Little Simz London UK grey area interview new music

Was that hard for you?

Yeah, because I’m so used to one way of doing things. It’s like, have I got this backwards? Have I been doing it wrong all this time? And even [the] first few sessions we had, I remember we just talked for ages, for days, and we didn’t make any music. To the point where I was low key like, I don’t want to talk anymore, I just wanted to be creative and work on some stuff.

I’m not naturally a talker like that; I’m quiet. I remember saying to him, “Why are you making me talk so much?” And he was like, “Well, your voice is your instrument. If you was a guitarist, you [would be] sitting here for days going through guitar chords, or melodies, and this, that and third.” I think that was an exercise in itself in helping me to open up, which is why this is probably my most personal album.
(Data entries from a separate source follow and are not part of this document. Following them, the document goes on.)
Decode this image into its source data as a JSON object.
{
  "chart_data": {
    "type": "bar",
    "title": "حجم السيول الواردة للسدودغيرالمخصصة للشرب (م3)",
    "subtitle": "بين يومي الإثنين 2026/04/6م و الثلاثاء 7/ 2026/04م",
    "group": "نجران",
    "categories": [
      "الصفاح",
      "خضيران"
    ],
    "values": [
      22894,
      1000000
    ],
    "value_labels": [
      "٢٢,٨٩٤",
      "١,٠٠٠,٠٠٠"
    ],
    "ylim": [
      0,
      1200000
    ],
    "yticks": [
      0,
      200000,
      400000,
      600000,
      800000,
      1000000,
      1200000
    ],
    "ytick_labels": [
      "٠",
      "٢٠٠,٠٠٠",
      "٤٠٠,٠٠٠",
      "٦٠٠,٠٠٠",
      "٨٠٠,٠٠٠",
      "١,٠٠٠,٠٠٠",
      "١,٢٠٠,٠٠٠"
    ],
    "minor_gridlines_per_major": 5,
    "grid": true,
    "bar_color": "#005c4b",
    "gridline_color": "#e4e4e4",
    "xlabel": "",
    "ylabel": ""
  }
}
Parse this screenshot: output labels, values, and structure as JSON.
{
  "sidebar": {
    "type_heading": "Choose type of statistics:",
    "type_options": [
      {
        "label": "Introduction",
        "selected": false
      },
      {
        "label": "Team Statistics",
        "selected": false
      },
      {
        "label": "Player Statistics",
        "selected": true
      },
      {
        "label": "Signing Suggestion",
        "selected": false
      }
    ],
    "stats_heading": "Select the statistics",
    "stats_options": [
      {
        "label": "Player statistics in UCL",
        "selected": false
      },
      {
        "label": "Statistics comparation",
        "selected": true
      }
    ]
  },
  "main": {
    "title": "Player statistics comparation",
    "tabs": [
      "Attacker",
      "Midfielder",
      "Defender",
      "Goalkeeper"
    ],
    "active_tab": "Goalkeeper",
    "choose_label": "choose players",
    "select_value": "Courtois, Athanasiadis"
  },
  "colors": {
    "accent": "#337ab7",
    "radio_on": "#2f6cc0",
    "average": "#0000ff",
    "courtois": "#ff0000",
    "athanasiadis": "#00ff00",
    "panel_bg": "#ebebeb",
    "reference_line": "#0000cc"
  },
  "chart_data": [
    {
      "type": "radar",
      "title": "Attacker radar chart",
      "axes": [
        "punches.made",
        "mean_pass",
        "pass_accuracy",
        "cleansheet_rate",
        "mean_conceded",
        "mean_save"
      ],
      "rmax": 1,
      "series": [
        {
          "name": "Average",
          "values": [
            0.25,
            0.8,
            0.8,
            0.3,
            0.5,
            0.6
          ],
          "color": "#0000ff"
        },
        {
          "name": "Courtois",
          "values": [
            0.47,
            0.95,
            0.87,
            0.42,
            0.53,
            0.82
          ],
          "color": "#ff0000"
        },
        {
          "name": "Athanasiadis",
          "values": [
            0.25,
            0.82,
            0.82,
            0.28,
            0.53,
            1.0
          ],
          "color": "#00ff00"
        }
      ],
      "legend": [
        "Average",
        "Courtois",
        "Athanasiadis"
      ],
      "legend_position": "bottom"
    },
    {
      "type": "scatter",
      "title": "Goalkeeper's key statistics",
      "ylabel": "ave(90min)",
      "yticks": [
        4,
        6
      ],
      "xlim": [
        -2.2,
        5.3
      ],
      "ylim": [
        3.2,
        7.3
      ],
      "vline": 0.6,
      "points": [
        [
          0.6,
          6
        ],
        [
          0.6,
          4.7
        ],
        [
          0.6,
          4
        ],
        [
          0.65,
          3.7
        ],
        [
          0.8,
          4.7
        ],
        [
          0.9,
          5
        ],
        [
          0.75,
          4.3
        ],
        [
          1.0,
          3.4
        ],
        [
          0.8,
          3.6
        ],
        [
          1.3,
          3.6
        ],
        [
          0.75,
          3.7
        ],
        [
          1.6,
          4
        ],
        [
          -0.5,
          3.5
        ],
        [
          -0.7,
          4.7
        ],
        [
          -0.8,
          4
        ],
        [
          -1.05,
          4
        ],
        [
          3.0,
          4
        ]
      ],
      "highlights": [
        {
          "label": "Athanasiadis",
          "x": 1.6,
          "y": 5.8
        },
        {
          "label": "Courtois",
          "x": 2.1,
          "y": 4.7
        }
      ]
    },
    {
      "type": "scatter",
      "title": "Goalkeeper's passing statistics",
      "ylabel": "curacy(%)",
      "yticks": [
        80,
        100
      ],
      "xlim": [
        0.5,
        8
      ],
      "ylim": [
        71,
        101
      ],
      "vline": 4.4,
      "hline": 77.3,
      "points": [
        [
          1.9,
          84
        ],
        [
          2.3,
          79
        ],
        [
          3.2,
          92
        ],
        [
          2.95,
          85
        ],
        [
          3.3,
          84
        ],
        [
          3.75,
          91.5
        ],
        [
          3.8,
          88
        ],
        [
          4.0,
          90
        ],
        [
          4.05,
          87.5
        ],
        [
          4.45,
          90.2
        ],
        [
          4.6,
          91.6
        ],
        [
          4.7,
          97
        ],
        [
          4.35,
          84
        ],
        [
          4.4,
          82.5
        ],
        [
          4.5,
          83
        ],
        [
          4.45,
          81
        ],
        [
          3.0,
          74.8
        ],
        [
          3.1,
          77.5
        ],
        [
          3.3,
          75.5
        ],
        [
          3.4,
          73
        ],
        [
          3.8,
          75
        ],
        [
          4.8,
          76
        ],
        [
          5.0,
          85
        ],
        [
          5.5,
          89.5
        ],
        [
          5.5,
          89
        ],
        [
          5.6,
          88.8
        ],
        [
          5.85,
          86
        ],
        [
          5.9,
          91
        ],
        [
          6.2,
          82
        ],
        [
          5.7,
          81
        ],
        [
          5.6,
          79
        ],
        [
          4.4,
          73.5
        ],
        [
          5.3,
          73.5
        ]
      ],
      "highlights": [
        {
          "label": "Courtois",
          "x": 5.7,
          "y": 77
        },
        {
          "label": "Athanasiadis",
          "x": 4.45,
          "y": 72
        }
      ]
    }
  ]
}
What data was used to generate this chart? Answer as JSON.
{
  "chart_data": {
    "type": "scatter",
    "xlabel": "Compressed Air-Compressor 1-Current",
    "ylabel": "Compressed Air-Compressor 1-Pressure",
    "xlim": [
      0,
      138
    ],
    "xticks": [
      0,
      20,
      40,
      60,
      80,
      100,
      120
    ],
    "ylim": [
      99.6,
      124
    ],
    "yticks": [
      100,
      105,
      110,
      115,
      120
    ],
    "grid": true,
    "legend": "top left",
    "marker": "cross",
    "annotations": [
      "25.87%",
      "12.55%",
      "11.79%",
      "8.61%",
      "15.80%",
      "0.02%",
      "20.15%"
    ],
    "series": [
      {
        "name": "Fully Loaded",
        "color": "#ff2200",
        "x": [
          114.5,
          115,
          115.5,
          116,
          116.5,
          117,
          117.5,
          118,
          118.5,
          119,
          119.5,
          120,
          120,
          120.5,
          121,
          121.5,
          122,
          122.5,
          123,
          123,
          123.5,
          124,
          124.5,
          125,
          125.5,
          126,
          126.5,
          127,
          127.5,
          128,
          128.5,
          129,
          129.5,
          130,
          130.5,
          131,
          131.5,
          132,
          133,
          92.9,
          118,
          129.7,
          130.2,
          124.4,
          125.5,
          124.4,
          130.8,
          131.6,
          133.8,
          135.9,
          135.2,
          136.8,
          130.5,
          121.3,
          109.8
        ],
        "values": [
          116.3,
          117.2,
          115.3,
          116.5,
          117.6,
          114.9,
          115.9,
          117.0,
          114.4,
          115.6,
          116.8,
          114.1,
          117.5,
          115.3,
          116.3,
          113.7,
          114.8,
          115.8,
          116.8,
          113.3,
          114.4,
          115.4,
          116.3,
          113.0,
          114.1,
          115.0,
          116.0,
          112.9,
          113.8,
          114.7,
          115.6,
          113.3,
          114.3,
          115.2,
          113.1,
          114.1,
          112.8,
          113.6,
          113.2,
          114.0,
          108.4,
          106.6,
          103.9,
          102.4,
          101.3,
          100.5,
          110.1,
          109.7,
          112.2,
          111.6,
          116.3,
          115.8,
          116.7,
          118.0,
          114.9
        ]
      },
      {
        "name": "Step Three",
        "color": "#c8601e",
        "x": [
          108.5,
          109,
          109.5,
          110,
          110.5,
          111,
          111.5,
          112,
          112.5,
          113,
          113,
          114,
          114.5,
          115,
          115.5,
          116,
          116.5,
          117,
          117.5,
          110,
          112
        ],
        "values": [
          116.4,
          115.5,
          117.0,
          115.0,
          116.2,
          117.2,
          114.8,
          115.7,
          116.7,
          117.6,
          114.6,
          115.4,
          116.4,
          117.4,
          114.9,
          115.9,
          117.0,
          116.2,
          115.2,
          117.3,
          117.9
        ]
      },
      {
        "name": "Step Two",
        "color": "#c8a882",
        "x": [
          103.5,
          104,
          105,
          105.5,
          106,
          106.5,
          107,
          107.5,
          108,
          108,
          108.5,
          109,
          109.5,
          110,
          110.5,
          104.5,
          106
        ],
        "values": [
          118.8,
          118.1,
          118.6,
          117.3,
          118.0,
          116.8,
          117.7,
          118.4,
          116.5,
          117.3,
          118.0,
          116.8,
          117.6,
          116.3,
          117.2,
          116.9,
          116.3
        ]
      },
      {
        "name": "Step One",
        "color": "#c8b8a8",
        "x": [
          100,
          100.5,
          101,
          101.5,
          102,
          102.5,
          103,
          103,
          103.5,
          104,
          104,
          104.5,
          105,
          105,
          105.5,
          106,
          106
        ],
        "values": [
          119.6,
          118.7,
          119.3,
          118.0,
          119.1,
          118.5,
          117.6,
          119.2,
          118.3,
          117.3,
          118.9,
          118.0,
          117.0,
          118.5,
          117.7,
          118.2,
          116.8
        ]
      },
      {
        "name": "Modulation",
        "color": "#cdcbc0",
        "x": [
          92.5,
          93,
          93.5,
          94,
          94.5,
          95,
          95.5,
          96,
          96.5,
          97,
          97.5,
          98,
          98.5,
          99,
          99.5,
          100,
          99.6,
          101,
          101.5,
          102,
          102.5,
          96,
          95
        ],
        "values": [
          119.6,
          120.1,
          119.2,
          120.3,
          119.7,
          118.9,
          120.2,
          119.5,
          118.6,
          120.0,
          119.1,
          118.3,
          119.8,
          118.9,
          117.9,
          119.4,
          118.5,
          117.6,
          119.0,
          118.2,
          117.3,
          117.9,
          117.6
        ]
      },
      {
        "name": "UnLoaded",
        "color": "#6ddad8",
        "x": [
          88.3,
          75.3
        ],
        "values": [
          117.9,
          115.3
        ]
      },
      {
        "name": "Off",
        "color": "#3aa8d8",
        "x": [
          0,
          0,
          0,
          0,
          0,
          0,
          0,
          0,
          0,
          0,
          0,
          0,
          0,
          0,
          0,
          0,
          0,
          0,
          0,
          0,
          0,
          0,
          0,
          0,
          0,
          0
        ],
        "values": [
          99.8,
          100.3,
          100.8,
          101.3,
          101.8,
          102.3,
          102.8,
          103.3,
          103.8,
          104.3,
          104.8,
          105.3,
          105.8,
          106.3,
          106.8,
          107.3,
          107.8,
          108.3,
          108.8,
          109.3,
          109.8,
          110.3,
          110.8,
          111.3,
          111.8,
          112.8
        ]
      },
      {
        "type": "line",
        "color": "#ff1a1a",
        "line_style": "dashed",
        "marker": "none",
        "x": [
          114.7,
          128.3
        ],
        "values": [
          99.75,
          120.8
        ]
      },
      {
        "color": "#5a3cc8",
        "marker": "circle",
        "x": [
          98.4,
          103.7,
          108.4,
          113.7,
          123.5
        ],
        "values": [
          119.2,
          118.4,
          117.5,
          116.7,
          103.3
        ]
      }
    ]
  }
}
As you were making the project, what’s the feeling after? Is it like relief, is it shock?

It all depends on the song I think. There’s some songs that feel like, “Yeah, I’m glad I’ve gotten that out of my system.” There’s some songs that I’ll write, and then I’ll go and perform it, and I’ll realize, I haven’t actually dealt with it because it feels like a wound that I’m opening up.

And then, well at least for this album anyway, I’m just going to stop when I have no more to talk about. I didn’t want to just talk about things for the sake of talking. I’ve been doing this my whole life, and I only have 24 years worth of experience. So, in my head it’s like, “What can I talk about that people have not heard me say before?” Or, “Where can I take it musically that people have not heard me go?”

I didn’t even know you did photography.

Neither did I.

[Laughs] When did that desire for photography happen?

There was a point in my life where I felt like I’m always being captured. Whether it’s on stage, or whether it’s just in passing and you get people that are wanting to take photos. I travel so much for work, and I go home and I don’t actually remember things because it just goes. So I think it was initially, I picked up the camera to document, almost like it’s just like writing a diary.

Yeah, I see

And then as I continued to do it, I started to develop more of a love for it and just started to look at things with a different eye. I guess the more you do something, you get more invested into it. And in going into this album, I just made the decision to shoot all the single artwork for it. I didn’t know like how it would turn out, or if it was going to be any good, but I felt like I wanted to try it.

Luckily enough, I had good people to help support and help facilitate that in bringing my ideas to life. Because I just had these ideas, even with “Offence,” I thought it needs to be a group of young girls of color in army gear screaming. That’s literally all I had in my head, and I managed to bring that to life. It was like cool to just take myself out of a particular comfort zone of just making one type of art, which is music, and try something new.

Do you feel a different type of satisfaction or power with photography?

Yeah, I feel like there is no pressure. Sometimes when I make music I feel, not now, but I did feel like a bit under pressure because there are so many eyes on me waiting to hear what I have to say, what I’m going to do next. It was just a bit overwhelming. With photography, it was more so, I don’t even care, I just like taking pictures. And this is like, no one ever has to see it, and I quite like that.

You were co-signed by Kendrick Lamar early on in your career and that can be a double-edged sword because now you’re expected to be the next “star.” Was that a blessing or a curse for you?

I think that first hand, if anything, just gave me more fire in my belly to want to do more and be better. It was like, “No, you actually got eyes on you now.” And you actually like need to … not even let them down, but not let yourself down.